Tendril and Gridpoint provide DR systems linked to pricing. The increase in automation and complexity of DR systems is also creating the need for a new type of DR management system such as those supplied by EnerNOC and Echelon.

Electric vehicles
Most smart-grid applications upgrade or optimize existing grid elements and processes. Electric vehicles (EVs), however, are a completely new addition — a major reason why we need to move from the smart grid to the super grid.

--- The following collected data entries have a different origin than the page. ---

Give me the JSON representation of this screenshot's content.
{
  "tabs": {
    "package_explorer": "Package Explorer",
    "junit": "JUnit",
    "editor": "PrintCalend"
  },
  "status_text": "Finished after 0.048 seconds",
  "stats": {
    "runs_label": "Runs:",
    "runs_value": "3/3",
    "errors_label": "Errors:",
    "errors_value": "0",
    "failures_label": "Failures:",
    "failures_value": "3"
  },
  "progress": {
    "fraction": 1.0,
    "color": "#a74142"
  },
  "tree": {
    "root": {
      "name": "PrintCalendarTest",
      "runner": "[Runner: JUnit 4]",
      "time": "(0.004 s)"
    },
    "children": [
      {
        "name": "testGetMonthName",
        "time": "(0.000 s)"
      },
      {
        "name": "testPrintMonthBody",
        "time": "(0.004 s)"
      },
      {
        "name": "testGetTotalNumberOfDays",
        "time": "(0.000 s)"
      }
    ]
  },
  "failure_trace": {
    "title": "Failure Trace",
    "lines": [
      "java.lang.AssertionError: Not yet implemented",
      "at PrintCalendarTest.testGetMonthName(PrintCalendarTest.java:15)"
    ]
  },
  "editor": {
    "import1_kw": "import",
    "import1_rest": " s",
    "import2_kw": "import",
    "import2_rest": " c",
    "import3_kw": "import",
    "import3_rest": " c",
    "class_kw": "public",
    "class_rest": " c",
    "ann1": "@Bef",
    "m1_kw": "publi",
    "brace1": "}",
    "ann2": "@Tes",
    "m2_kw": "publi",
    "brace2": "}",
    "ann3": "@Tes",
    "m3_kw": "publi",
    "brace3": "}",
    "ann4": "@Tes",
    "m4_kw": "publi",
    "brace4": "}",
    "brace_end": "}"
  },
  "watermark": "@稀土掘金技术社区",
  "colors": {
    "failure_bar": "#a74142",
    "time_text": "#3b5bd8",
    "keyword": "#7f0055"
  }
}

Take, for example, the Nissan Leaf, which has a 24-kilowatt-hour battery pack. The average American household’s daily consumption of electricity is 30 kWh. Electric vehicles will probably also “cluster,” meaning people in certain geographies will buy them — as early adopters set trends for their neighbors. Those close concentrations of EVs will place a major strain on the local grid.

It’s not all bad news. Managed correctly, EVs could bolster the grid rather than just strain it. Their batteries could be used by the utility companies as a cheap alternative to other forms of electricity storage. Researchers estimate that each car could potentially provide up to $4,000 worth of storage capacity per year.

Large volumes of EVs require battery monitoring software and charging point systems as well as increasing the need for many of the previously discussed technologies like demand response. One of the leaders in this space is Better Place which plans to not only supply car batteries and charging points but also all the software to manage them. Another big player is Coulomb Technologies whose ChargePoint networked charging stations provide myriad applications from tracking charging point usage to billing and fleet management. In both of these cases, the companies create software for usage with their own products. Gridpoint supplies more general-purpose smart charging solutions to utilities.

That’s a brief introduction to just some of the companies building the super grid, which will look far more like the Internet than the energy-distribution network of today: distributed, adaptable, and ever-changing.